Pièces d’ombre (Karagöz)
En revanche, la pièce d’ombre était largement populaire depuis plusieurs siècles dans les pays turcophones ou arabophones. Son essence, comme celle des spectacles de mime, était un divertissement sans portée morale, et peu de pièces étaient consignées par écrit au-delà d’une esquisse de l’action. La plupart étaient des comédies et des farces jouées pour le plaisir d’un public qui était, pour la plupart, très pauvre et sans instruction.
En Turquie, le théâtre Karagöz (personnage dont le nom signifie « œil noir ») était la forme prévalente de jeu d’ombres. Cet art est apparemment venu de Chine ou peut-être d’Asie du Sud-Est, comme le laisse d’ailleurs entendre le terme français ombres chinoises, bien que l’élément dominant du grotesque ait probablement été hérité de la Grèce antique en passant par Byzance. Le Karagöz était bien connu en Turquie au XVIe siècle, mais il était si bien développé qu’il a dû être introduit bien plus tôt, et il s’est rapidement répandu de la Syrie à l’Afrique du Nord et aux îles grecques. Ses interprètes étaient très demandés à la cour du sultan ainsi qu’ailleurs, et ils ont rapidement organisé leur propre guilde. Étant donné que seule la trame de la pièce était esquissée par écrit, il était possible de faire preuve de beaucoup d’esprit impromptu, et les spectacles de Karagöz, comme les ortaoyunu, étaient inévitablement satiriques. Mais avec l’arrivée du cinéma, le Karagöz a décliné, et les représentations se limitent désormais le plus souvent au mois de Ramadan.
Dans la représentation traditionnelle du Karagöz, la scène est séparée du public par un cadre tenant un drap ; ce dernier a rétréci au fil des ans, passant d’environ 6 pieds sur 7,5 (1,8 sur 2,3 mètres) à environ 3 pieds sur 2 (0,9 sur 0,6 mètre). Les marionnettes, plates et en cuir, sont contrôlées par les marionnettistes à l’aide de baguettes et sont placées derrière l’écran. Une lampe à huile est ensuite placée encore plus loin derrière afin qu’elle projette les ombres des marionnettes sur l’écran.
Un théâtre d’ombres standard comporte trois éléments principaux : l’introduction, le dialogue et l’intrigue. L’introduction est assez stéréotypée et consiste en une dispute et généralement une querelle entre Karagöz et Hacivat, les deux personnages les plus courants. Le premier est un homme simple et plein de bon sens, tandis que le second est plus formel et poli, bien que superficiel et pédant.
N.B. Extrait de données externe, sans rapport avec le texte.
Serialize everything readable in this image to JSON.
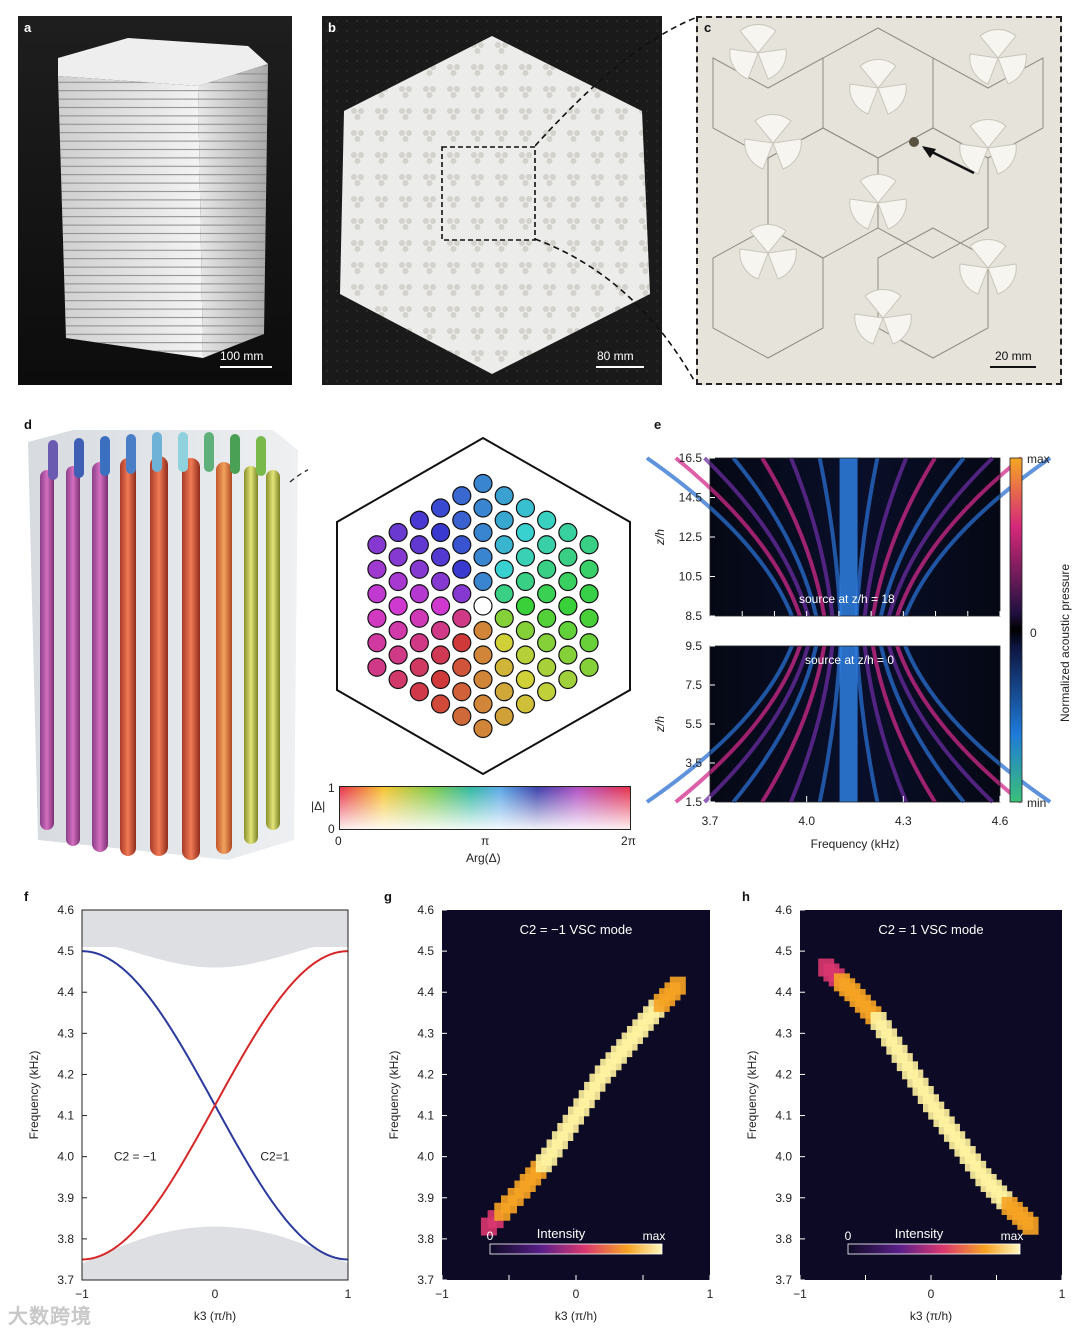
{
  "panels": {
    "a": {
      "label": "a",
      "scale": "100 mm"
    },
    "b": {
      "label": "b",
      "scale": "80 mm"
    },
    "c": {
      "label": "c",
      "scale": "20 mm"
    },
    "d": {
      "label": "d",
      "colorbar": {
        "ylabel": "|Δ|",
        "y_top": "1",
        "y_bottom": "0",
        "x_ticks": [
          "0",
          "π",
          "2π"
        ],
        "xlabel": "Arg(Δ)"
      }
    },
    "e": {
      "label": "e"
    },
    "f": {
      "label": "f"
    },
    "g": {
      "label": "g"
    },
    "h": {
      "label": "h"
    }
  },
  "watermark": "大数跨境",
  "chart_data": [
    {
      "id": "e-top",
      "type": "heatmap",
      "ylabel": "z/h",
      "y_ticks": [
        "16.5",
        "14.5",
        "12.5",
        "10.5",
        "8.5"
      ],
      "ylim": [
        8.5,
        16.5
      ],
      "annotation": "source at z/h = 18"
    },
    {
      "id": "e-bottom",
      "type": "heatmap",
      "ylabel": "z/h",
      "y_ticks": [
        "9.5",
        "7.5",
        "5.5",
        "3.5",
        "1.5"
      ],
      "ylim": [
        1.5,
        9.5
      ],
      "annotation": "source at z/h = 0",
      "xlabel": "Frequency (kHz)",
      "x_ticks": [
        "3.7",
        "4.0",
        "4.3",
        "4.6"
      ],
      "xlim": [
        3.7,
        4.6
      ],
      "colorbar": {
        "label": "Normalized acoustic pressure",
        "top": "max",
        "mid": "0",
        "bottom": "min"
      }
    },
    {
      "id": "f",
      "type": "line",
      "xlabel": "k3 (π/h)",
      "ylabel": "Frequency (kHz)",
      "xlim": [
        -1,
        1
      ],
      "ylim": [
        3.7,
        4.6
      ],
      "x_ticks": [
        "−1",
        "0",
        "1"
      ],
      "y_ticks": [
        "3.7",
        "3.8",
        "3.9",
        "4.0",
        "4.1",
        "4.2",
        "4.3",
        "4.4",
        "4.5",
        "4.6"
      ],
      "series": [
        {
          "name": "C2 = −1",
          "color": "#2b3a9c",
          "x": [
            -1,
            -0.5,
            0,
            0.5,
            1
          ],
          "y": [
            4.5,
            4.37,
            4.125,
            3.88,
            3.75
          ]
        },
        {
          "name": "C2=1",
          "color": "#d62728",
          "x": [
            -1,
            -0.5,
            0,
            0.5,
            1
          ],
          "y": [
            3.75,
            3.88,
            4.125,
            4.37,
            4.5
          ]
        }
      ],
      "labels": [
        "C2 = −1",
        "C2=1"
      ]
    },
    {
      "id": "g",
      "type": "heatmap",
      "title": "C2 = −1 VSC mode",
      "xlabel": "k3 (π/h)",
      "ylabel": "Frequency (kHz)",
      "xlim": [
        -1,
        1
      ],
      "ylim": [
        3.7,
        4.6
      ],
      "x_ticks": [
        "−1",
        "0",
        "1"
      ],
      "y_ticks": [
        "3.7",
        "3.8",
        "3.9",
        "4.0",
        "4.1",
        "4.2",
        "4.3",
        "4.4",
        "4.5",
        "4.6"
      ],
      "ridge": {
        "k3": [
          -0.65,
          -0.4,
          -0.2,
          0,
          0.2,
          0.4,
          0.6,
          0.8
        ],
        "freq": [
          3.83,
          3.92,
          4.0,
          4.1,
          4.2,
          4.28,
          4.36,
          4.43
        ]
      },
      "colorbar": {
        "label": "Intensity",
        "min": "0",
        "max": "max"
      }
    },
    {
      "id": "h",
      "type": "heatmap",
      "title": "C2 = 1 VSC mode",
      "xlabel": "k3 (π/h)",
      "ylabel": "Frequency (kHz)",
      "xlim": [
        -1,
        1
      ],
      "ylim": [
        3.7,
        4.6
      ],
      "x_ticks": [
        "−1",
        "0",
        "1"
      ],
      "y_ticks": [
        "3.7",
        "3.8",
        "3.9",
        "4.0",
        "4.1",
        "4.2",
        "4.3",
        "4.4",
        "4.5",
        "4.6"
      ],
      "ridge": {
        "k3": [
          -0.8,
          -0.6,
          -0.4,
          -0.2,
          0,
          0.2,
          0.4,
          0.6,
          0.8
        ],
        "freq": [
          4.46,
          4.4,
          4.33,
          4.23,
          4.13,
          4.04,
          3.95,
          3.88,
          3.82
        ]
      },
      "colorbar": {
        "label": "Intensity",
        "min": "0",
        "max": "max"
      }
    }
  ]
}
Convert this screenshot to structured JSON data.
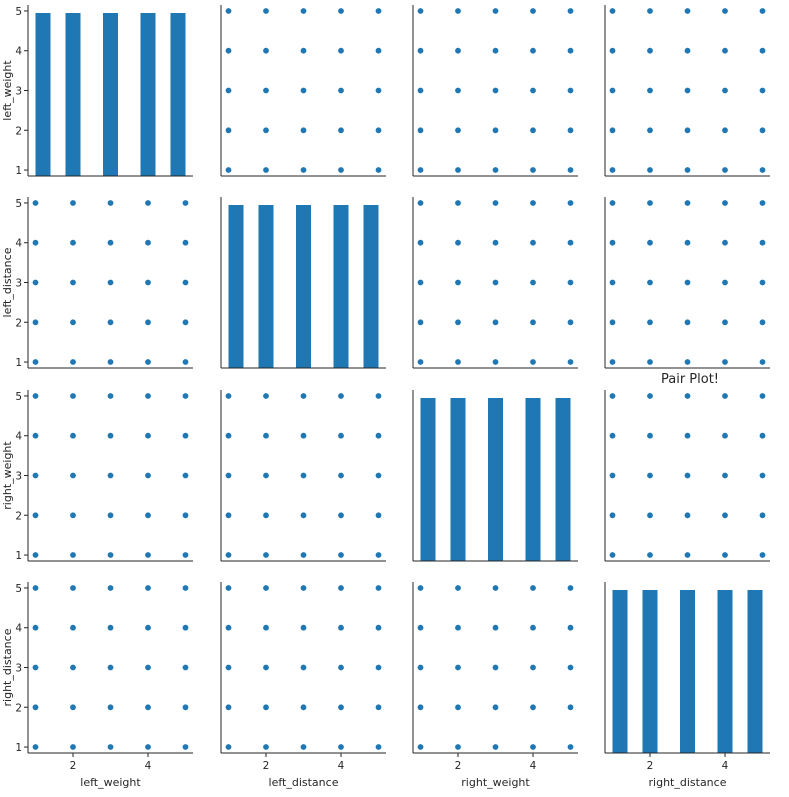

Le dialogue entre les deux personnages varie selon l’occasion mais contient toujours des réparties impromptues, bien que la plupart des marionnettistes aient au moins 28 intrigues différentes en stock – une différente pour chaque nuit du Ramadan. Certaines sont historiques, d’autres grivoises, mais toutes sont des divertissements populaires. Des personnages ou des animaux supplémentaires peuvent être introduits, ce qui exige une grande habileté de la part du marionnettiste et de son assistant pour manipuler plusieurs personnages simultanément, ainsi que pour réciter le texte en changeant de tonalité et en jouant de la musique. Certains ont un ou deux musiciens pour les aider.
La mimique et la caricature, bien qu’essentielles au meddah et à l’ortaoyunu, sont techniquement plus développées dans le théâtre d’ombres. Ici, des productions entières sont basées sur une comédie de mœurs ou de caractère. Outre les personnages types issus de divers groupes ethniques, on trouve, par exemple, le toxicomane qui enveloppe son stupéfiant dans du chewing-gum dissolvant avant le début du jeûne pour ne pas pécher, le Turc à la tête légère (« celui qui mange son héritage ») qui est un prodigue et un débauché, le voleur de grand chemin, le bègue et le policier.
Le karagöz est le type de théâtre d’ombres le plus fréquemment joué mais pas le seul dans les pays musulmans. En Égypte, on sait qu’un théâtre d’ombres existait déjà au 13e siècle, bien avant que des archives de spectacles de Karagöz soient conservées en Turquie. Un médecin, Muḥammad ibn Dāniyāl, a écrit trois pièces de théâtre d’ombres qui ont survécu. Ils ont été joués au 13ème siècle et présentent de l’humour et de la satire, ainsi qu’une caricature de l’entremetteuse et du mariage. Ces pièces présentent également un défilé de personnages contemporains populaires, dont beaucoup gagnent leur vie dans des métiers louches ou amusants. Un élément positivement phallique est aussi évident ici que dans le Karagöz.